Deleting a managed instance

SOC2/CI-41

How to request

  1. Create a new issue using this template
  2. Notify Cloud in [#cloud] channel, linking to the issue

SLAs for this can be found with our other managed instance SLAs.


Deletion guidance for engineering

Deleting a managed instance is initiated by a CE team member by creating an teardown request. There are a few logical steps to follow.

  1. Confirm the request with the CE Team. Data is not able to be recovered after this process is performed.

  2. Destroy the customer’s managed instance infrastructure with Terraform.

  3. Delete GCP Disk Snapshots

  4. Delete GCP Project for the managed instance.

  5. Remove audit monitoring from GCP project.

  6. Update documentation to remove references of the managed instance.
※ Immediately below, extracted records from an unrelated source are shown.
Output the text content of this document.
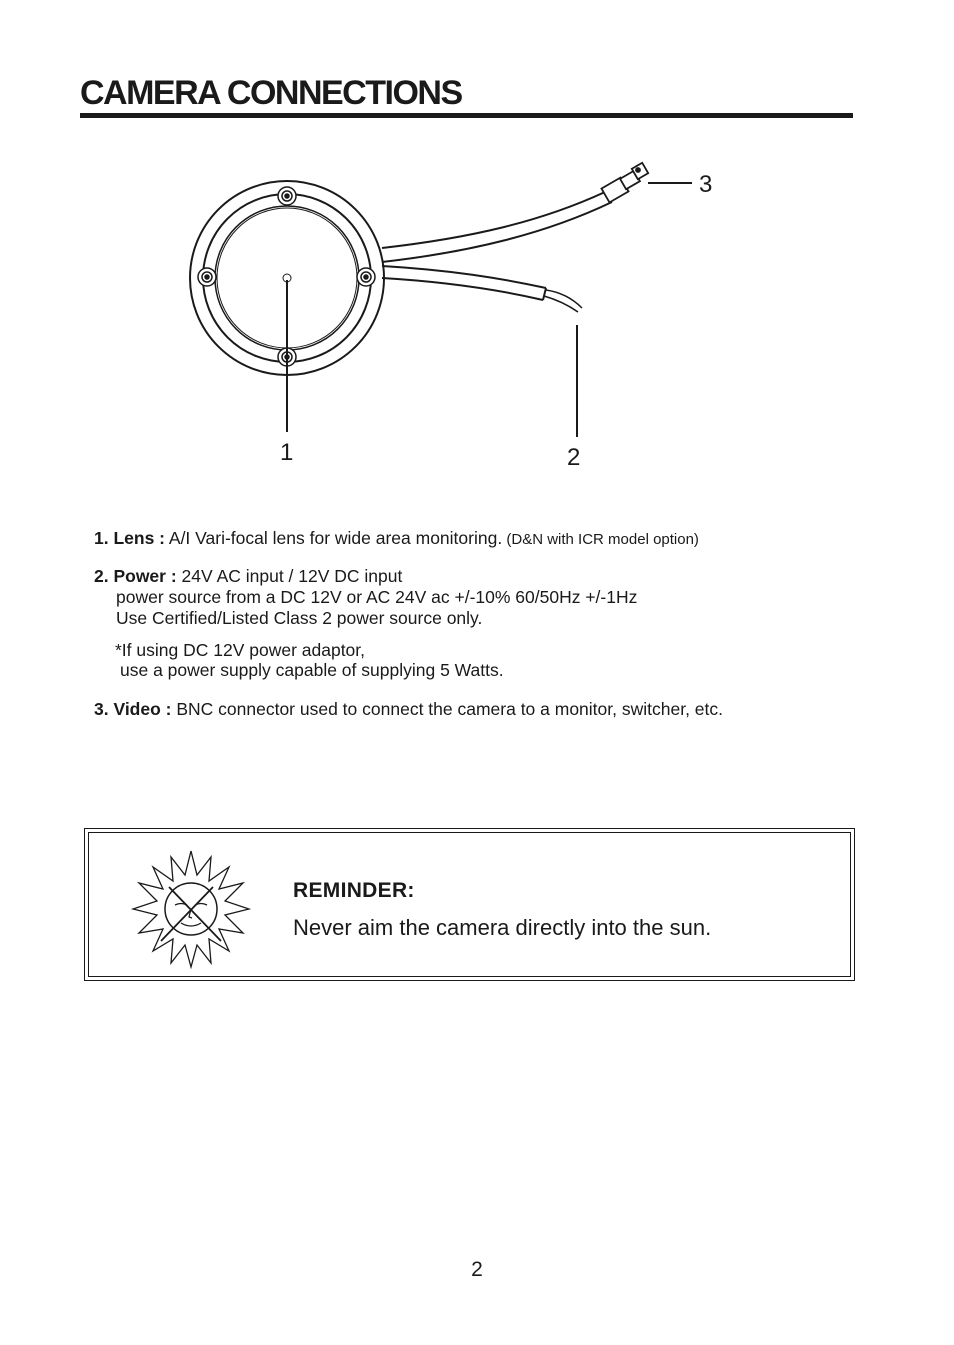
CAMERA CONNECTIONS
1	2
3
1. Lens : A/I Vari-focal lens for wide area monitoring. (D&N with ICR model option)
2. Power : 24V AC input / 12V DC input
power source from a DC 12V or AC 24V ac +/-10% 60/50Hz +/-1Hz
Use Certified/Listed Class 2 power source only.
*If using DC 12V power adaptor,
use a power supply capable of supplying 5 Watts.
3. Video : BNC connector used to connect the camera to a monitor, switcher, etc.
REMINDER:
Never aim the camera directly into the sun.
2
Confirm teardown request with the CE Team:

Send a message to the #ce team’s Slack channel. An example could be:

Hello, @ce! The <customer name> managed instance is scheduled for teardown in 1 hour. If this is in error, please notify me immediately.
Teardown request issue: <issue link>

Destroy the managed instance infrastructure

Important! Always start with a fresh terminal session to ensure you do not have any conflicting environment variables.

Setup

Clone or navigate to the sourcegraph/deploy-sourcegraph-managed repository

  1. Navigate into the repository

    • cd deploy-sourcegraph-managed
  2. Pull in the latest changes

    • git checkout main
    • git pull
  3. Setup the environment:

    • export TF_VAR_opsgenie_webhook=$(gcloud secrets versions access latest --project=sourcegraph-secrets --secret=OPSGENIE_WEBHOOK)
    • export CUSTOMER=<customer>
  4. Create a branch for the teardown

    • git checkout -b $CUSTOMER/destroy-managed-instance
cd $CUSTOMER

Allow the GCP KMS Crypto Key and CloudSQL instance to be deleted

By default, the KMS Crypto Key and CloudS QL instance is prevented from being deleted. This must be changed in order for Terraform to remove all resources.

  • Disable Cloud SQL delete protection by editing the infrastructure.tf:

    module "managed_instance" {
    +  cloud_sql_deletion_protection  = false
       source                         = "../modules/terraform-managed-instance-new"
    }
    
  • Disable KMS key delete protection:

    sed -i '' 's/    prevent_destroy = true/    prevent_destroy = false/g' ../modules/terraform-managed-instance-new/infrastructure.tf
    
  • Apply changes:

    terraform init # switch to local module
    terraform apply
    

Destroy the infrastructure

This will remove all GCP infrastructure except the Terraform remote state and GCP project.

terraform destroy

# Restore module after destroying instance
git restore ../modules/terraform-managed-instance-new/infrastructure.tf

Delete snapshots

Scheduled snapshots are not managed by Terraform. In order to remove the GCP project, remaining snapshots must be deleted.

Please double-check the value of the $CUSTOMER environment variable in your current session.

gcloud compute snapshots list --project=sourcegraph-managed-$CUSTOMER | grep "data" | awk '{print $1}' | xargs gcloud compute snapshots delete --project=sourcegraph-managed-$CUSTOMER --quiet

Remove the GCP project

# Under $CUSTOMER directory
cd project
terraform destroy -var-file=../terraform.tfvars

Remove customer files

# Back to the repository root
cd ../../
rm -rf $CUSTOMER

Commit the change

To prevent an initial state circular dependency, the Terraform state for GCP projects is committed as a file into the infrastructure repository. Make sure to include this in the pull request.

git add $CUSTOMER
git commit -m "managed-instance-${CUSTOMER}: Remove GCP infrastructure and project"
git push origin HEAD

Review the proposed changes carefully.

Create the pull request

Title: managed-instance-$CUSTOMER: Teardown Managed Instance

Link tear-down request issue in the description

Wait for checks to pass, approval and then merge pull request.

Remove infrastructure monitoring

In the repository root of the sourcegraph/deploy-sourcegraph-managed:

cd monitoring
terraform apply

Remove audit monitoring from removed GCP project

In the repository root of the sourcegraph/infrastructure:

cd security/auto-discovery
terraform apply

Update documentation to remove references of the managed instance

Updating outstanding tracking issues

Search for any open upgrade tracking issues, edit the description to remove the customer’s entry. No need to upgrade if there isn’t anything to upgrade!

This GitHub Query may be helpful.

Close teardown request issue

  1. Validate that the teardown request issue has references to the pull requests showing the necessary changes. If any are missing, update the PR descriptions with a link to the teardown request issue.
  2. Close the teardown request issue.